Ensuring sustained, high-level support for green budgeting from both administrative and elected officials, involving territorial stakeholders (citizens, businesses, partners, etc.) and reconciling social and green objectives are key political challenges. The last challenge is the need to ensure that green budgeting practices continue over time and not become a one-off exercise.
Full steam ahead
To help overcome these challenges, and further foster and disseminate green budgeting among regional and local governments, the OECD has developed a set of six guidelines, with concrete detailed recommendations, that regions and cities of all sizes and types can use.
Key among these guidelines is: conducting a diagnostic of local environmental and climate challenges before starting a green budgeting practice; ensuring strong, high-level involvement and support from both the administrative and elected sides of government; ensuring the practice has a robust and shared scientific basis; adopting a step-wise approach and integrating the green budgeting practice into existing public financial management procedures.
Finally, include revenues within the scope of the green budgeting practice to ensure the entire budget aligns with green objectives. This last guideline is particularly challenging and – to date – no existing subnational green budgeting practices has yet included a comprehensive revenue analysis.
To Brittany and beyond
Brittany’s exploratory voyage into the relatively uncharted waters of subnational green budgeting provides many lessons and insights for other subnational governments.
First, start small. Brittany started with a focus on only the climate adaptation and mitigation impacts of a portion of their budget spending.
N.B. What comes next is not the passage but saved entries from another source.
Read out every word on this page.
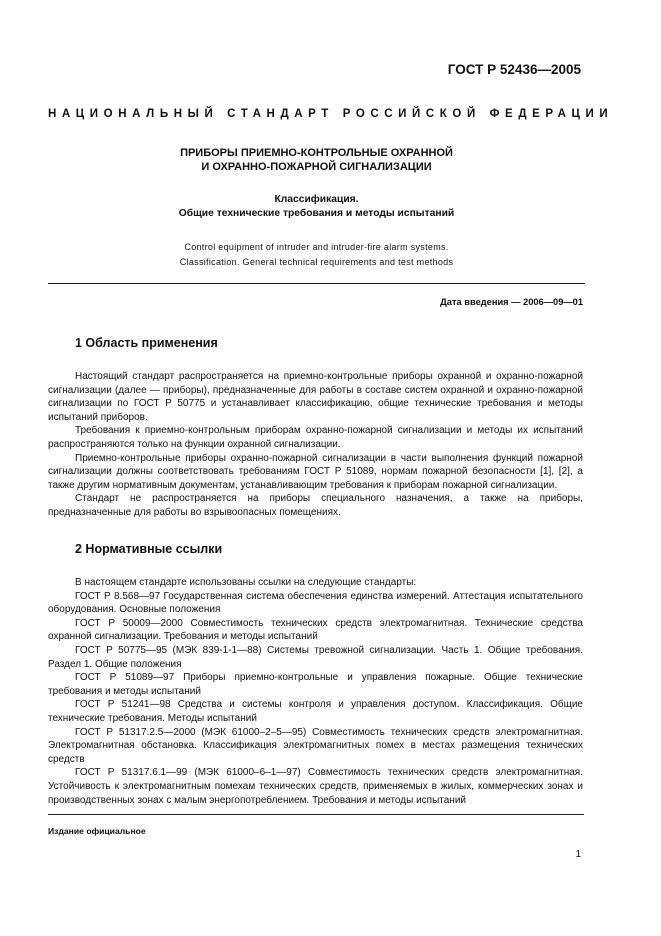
ГОСТ Р 52436—2005
НАЦИОНАЛЬНЫЙ СТАНДАРТ РОССИЙСКОЙ ФЕДЕРАЦИИ
ПРИБОРЫ ПРИЕМНО-КОНТРОЛЬНЫЕ ОХРАННОЙ
И ОХРАННО-ПОЖАРНОЙ СИГНАЛИЗАЦИИ
Классификация.
Общие технические требования и методы испытаний
Control equipment of intruder and intruder-fire alarm systems.
Classification. General technical requirements and test methods
Дата введения — 2006—09—01
1 Область применения

Настоящий стандарт распространяется на приемно-контрольные приборы охранной и охранно-пожарной сигнализации (далее — приборы), предназначенные для работы в составе систем охранной и охранно-пожарной сигнализации по ГОСТ Р 50775 и устанавливает классификацию, общие технические требования и методы испытаний приборов.

Требования к приемно-контрольным приборам охранно-пожарной сигнализации и методы их испытаний распространяются только на функции охранной сигнализации.

Приемно-контрольные приборы охранно-пожарной сигнализации в части выполнения функций пожарной сигнализации должны соответствовать требованиям ГОСТ Р 51089, нормам пожарной безопасности [1], [2], а также другим нормативным документам, устанавливающим требования к приборам пожарной сигнализации.

Стандарт не распространяется на приборы специального назначения, а также на приборы, предназначенные для работы во взрывоопасных помещениях.

2 Нормативные ссылки

В настоящем стандарте использованы ссылки на следующие стандарты:

ГОСТ Р 8.568—97 Государственная система обеспечения единства измерений. Аттестация испытательного оборудования. Основные положения

ГОСТ Р 50009—2000 Совместимость технических средств электромагнитная. Технические средства охранной сигнализации. Требования и методы испытаний

ГОСТ Р 50775—95 (МЭК 839-1-1—88) Системы тревожной сигнализации. Часть 1. Общие требования. Раздел 1. Общие положения

ГОСТ Р 51089—97 Приборы приемно-контрольные и управления пожарные. Общие технические требования и методы испытаний

ГОСТ Р 51241—98 Средства и системы контроля и управления доступом. Классификация. Общие технические требования. Методы испытаний

ГОСТ Р 51317.2.5—2000 (МЭК 61000–2–5—95) Совместимость технических средств электромагнитная. Электромагнитная обстановка. Классификация электромагнитных помех в местах размещения технических средств

ГОСТ Р 51317.6.1—99 (МЭК 61000–6–1—97) Совместимость технических средств электромагнитная. Устойчивость к электромагнитным помехам технических средств, применяемых в жилых, коммерческих зонах и производственных зонах с малым энергопотреблением. Требования и методы испытаний

Издание официальное
1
Second, make it a team effort. The regional departments of Finance and the Environment were responsible for the overall co-ordination of the project, but they invited four other departments to join them in piloting the methodology.
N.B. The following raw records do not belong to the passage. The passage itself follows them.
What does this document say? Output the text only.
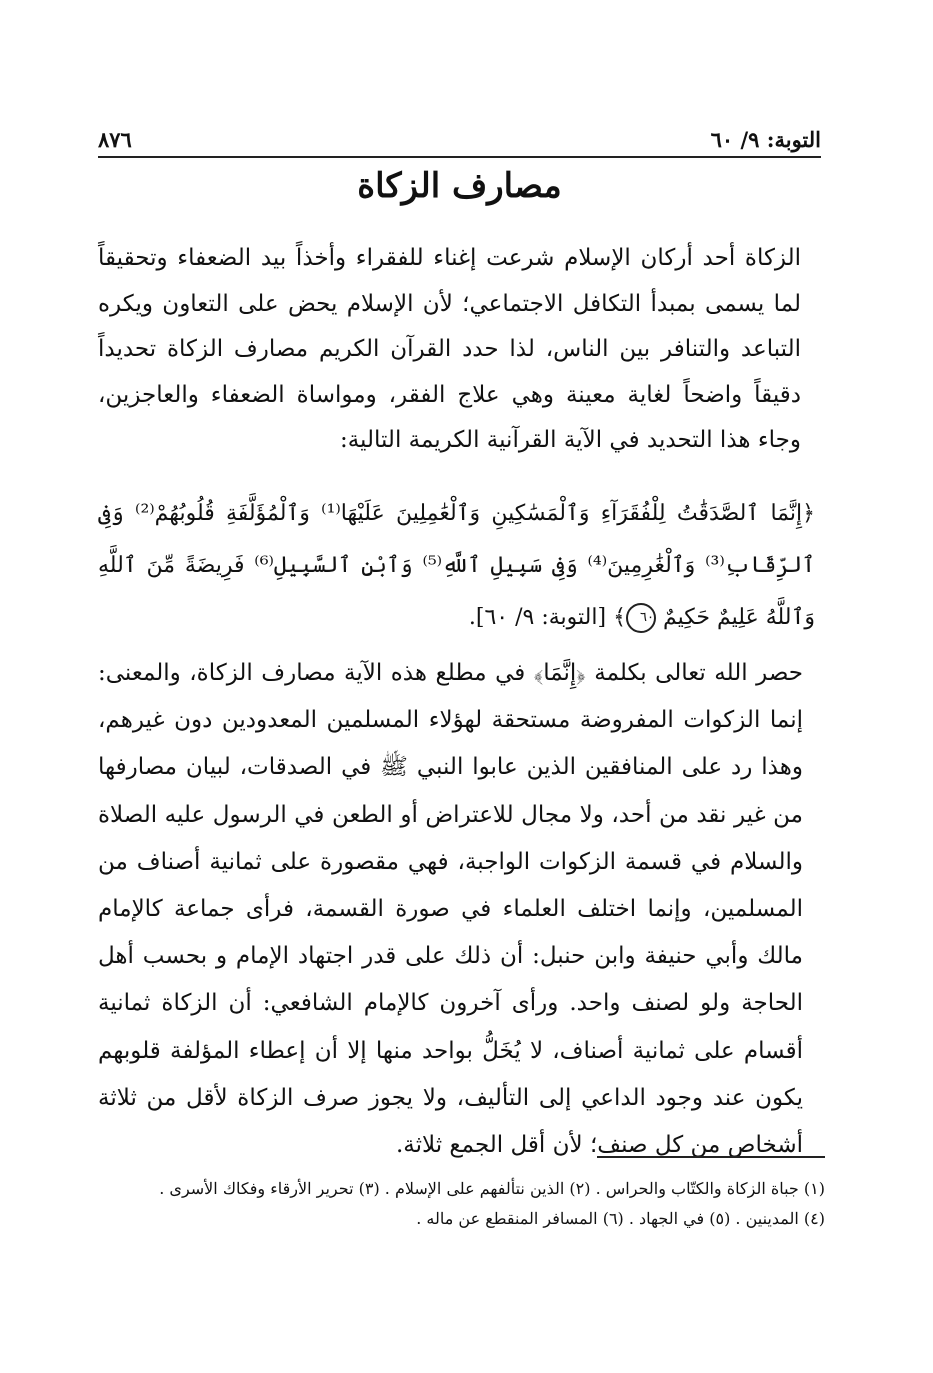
التوبة: ٩/ ٦٠
٨٧٦
مصارف الزكاة

الزكاة أحد أركان الإسلام شرعت إغناء للفقراء وأخذاً بيد الضعفاء وتحقيقاً لما يسمى بمبدأ التكافل الاجتماعي؛ لأن الإسلام يحض على التعاون ويكره التباعد والتنافر بين الناس، لذا حدد القرآن الكريم مصارف الزكاة تحديداً دقيقاً واضحاً لغاية معينة وهي علاج الفقر، ومواساة الضعفاء والعاجزين، وجاء هذا التحديد في الآية القرآنية الكريمة التالية:

﴿إِنَّمَا ٱلصَّدَقَٰتُ لِلْفُقَرَآءِ وَٱلْمَسَٰكِينِ وَٱلْعَٰمِلِينَ عَلَيْهَا⁽¹⁾ وَٱلْمُؤَلَّفَةِ قُلُوبُهُمْ⁽²⁾ وَفِى ٱلرِّقَابِ⁽³⁾ وَٱلْغَٰرِمِينَ⁽⁴⁾ وَفِى سَبِيلِ ٱللَّهِ⁽⁵⁾ وَٱبْنِ ٱلسَّبِيلِ⁽⁶⁾ فَرِيضَةً مِّنَ ٱللَّهِ وَٱللَّهُ عَلِيمٌ حَكِيمٌ ٦٠﴾ [التوبة: ٩/ ٦٠].

حصر الله تعالى بكلمة ﴿إِنَّمَا﴾ في مطلع هذه الآية مصارف الزكاة، والمعنى: إنما الزكوات المفروضة مستحقة لهؤلاء المسلمين المعدودين دون غيرهم، وهذا رد على المنافقين الذين عابوا النبي ﷺ في الصدقات، لبيان مصارفها من غير نقد من أحد، ولا مجال للاعتراض أو الطعن في الرسول عليه الصلاة والسلام في قسمة الزكوات الواجبة، فهي مقصورة على ثمانية أصناف من المسلمين، وإنما اختلف العلماء في صورة القسمة، فرأى جماعة كالإمام مالك وأبي حنيفة وابن حنبل: أن ذلك على قدر اجتهاد الإمام و بحسب أهل الحاجة ولو لصنف واحد. ورأى آخرون كالإمام الشافعي: أن الزكاة ثمانية أقسام على ثمانية أصناف، لا يُخَلُّ بواحد منها إلا أن إعطاء المؤلفة قلوبهم يكون عند وجود الداعي إلى التأليف، ولا يجوز صرف الزكاة لأقل من ثلاثة أشخاص من كل صنف؛ لأن أقل الجمع ثلاثة.

(١) جباة الزكاة والكتّاب والحراس . (٢) الذين نتألفهم على الإسلام . (٣) تحرير الأرقاء وفكاك الأسرى .
(٤) المدينين . (٥) في الجهاد . (٦) المسافر المنقطع عن ماله .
Third, don’t forget where you came from. Brittany evaluates the climate mitigation and adaptation impact of their budget in relation to regional climate objectives including those adopted from BreizhCOP, the region’s version of the Conference of Parties, launched in 2017.
Most importantly – there is no time like the present. Brittany recognised that green budgeting was a tool that they could make use of today to drive real climate action at the regional level.
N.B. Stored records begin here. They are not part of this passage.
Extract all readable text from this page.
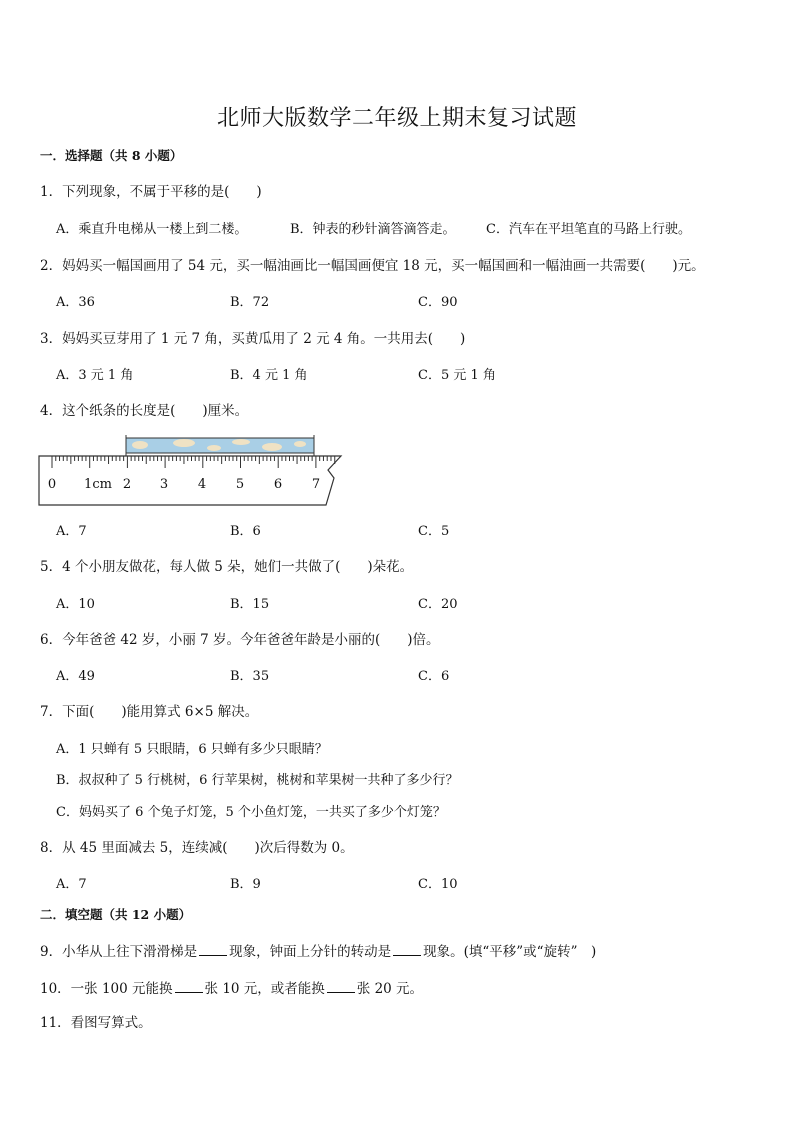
北师大版数学二年级上期末复习试题
一．选择题（共 8 小题）
1．下列现象，不属于平移的是(　　)
A．乘直升电梯从一楼上到二楼。	B．钟表的秒针滴答滴答走。 C．汽车在平坦笔直的马路上行驶。
2．妈妈买一幅国画用了 54 元，买一幅油画比一幅国画便宜 18 元，买一幅国画和一幅油画一共需要(　　)元。
A．36	B．72	C．90
3．妈妈买豆芽用了 1 元 7 角，买黄瓜用了 2 元 4 角。一共用去(　　)
A．3 元 1 角	B．4 元 1 角	C．5 元 1 角
4．这个纸条的长度是(　　)厘米。
0 1cm 2 3 4 5 6 7
A．7	B．6	C．5
5．4 个小朋友做花，每人做 5 朵，她们一共做了(　　)朵花。
A．10	B．15	C．20
6．今年爸爸 42 岁，小丽 7 岁。今年爸爸年龄是小丽的(　　)倍。
A．49	B．35	C．6
7．下面(　　)能用算式 6×5 解决。
A．1 只蝉有 5 只眼睛，6 只蝉有多少只眼睛？
B．叔叔种了 5 行桃树，6 行苹果树，桃树和苹果树一共种了多少行？
C．妈妈买了 6 个兔子灯笼，5 个小鱼灯笼，一共买了多少个灯笼？
8．从 45 里面减去 5，连续减(　　)次后得数为 0。
A．7	B．9	C．10
二．填空题（共 12 小题）
9．小华从上往下滑滑梯是 现象，钟面上分针的转动是 现象。(填“平移”或“旋转”　)
10．一张 100 元能换 张 10 元，或者能换 张 20 元。
11．看图写算式。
Finally, learn from others. Overcoming the different challenges faced by regional and cities also requires developing international and inter-governmental collaboration and increasing the sharing of best practices, methodologies, and knowledge, both within subnational administrations and through global platforms.
The green budgeting expedition has only just begun, and to navigate a post-COVID, green transition our pioneering regions and cities must work together to share lessons and chart a course for others to follow.
To share these lessons and the many more that will come as more examples of subnational green budgeting emerge, the OECD has launched the new Subnational Government Climate Finance Hub. It features work on green budgeting, including a stock-taking of existing practices and methodologies, two case studies (Brittany regional and the City of Venice), a set of six guidelines which in turn include a series of concrete recommendations for international organisations and national and subnational governments. A self-assessment tool for subnational governments to assess their strengths and weaknesses for launching, or enhancing, green budgeting exercises is also available on the Hub.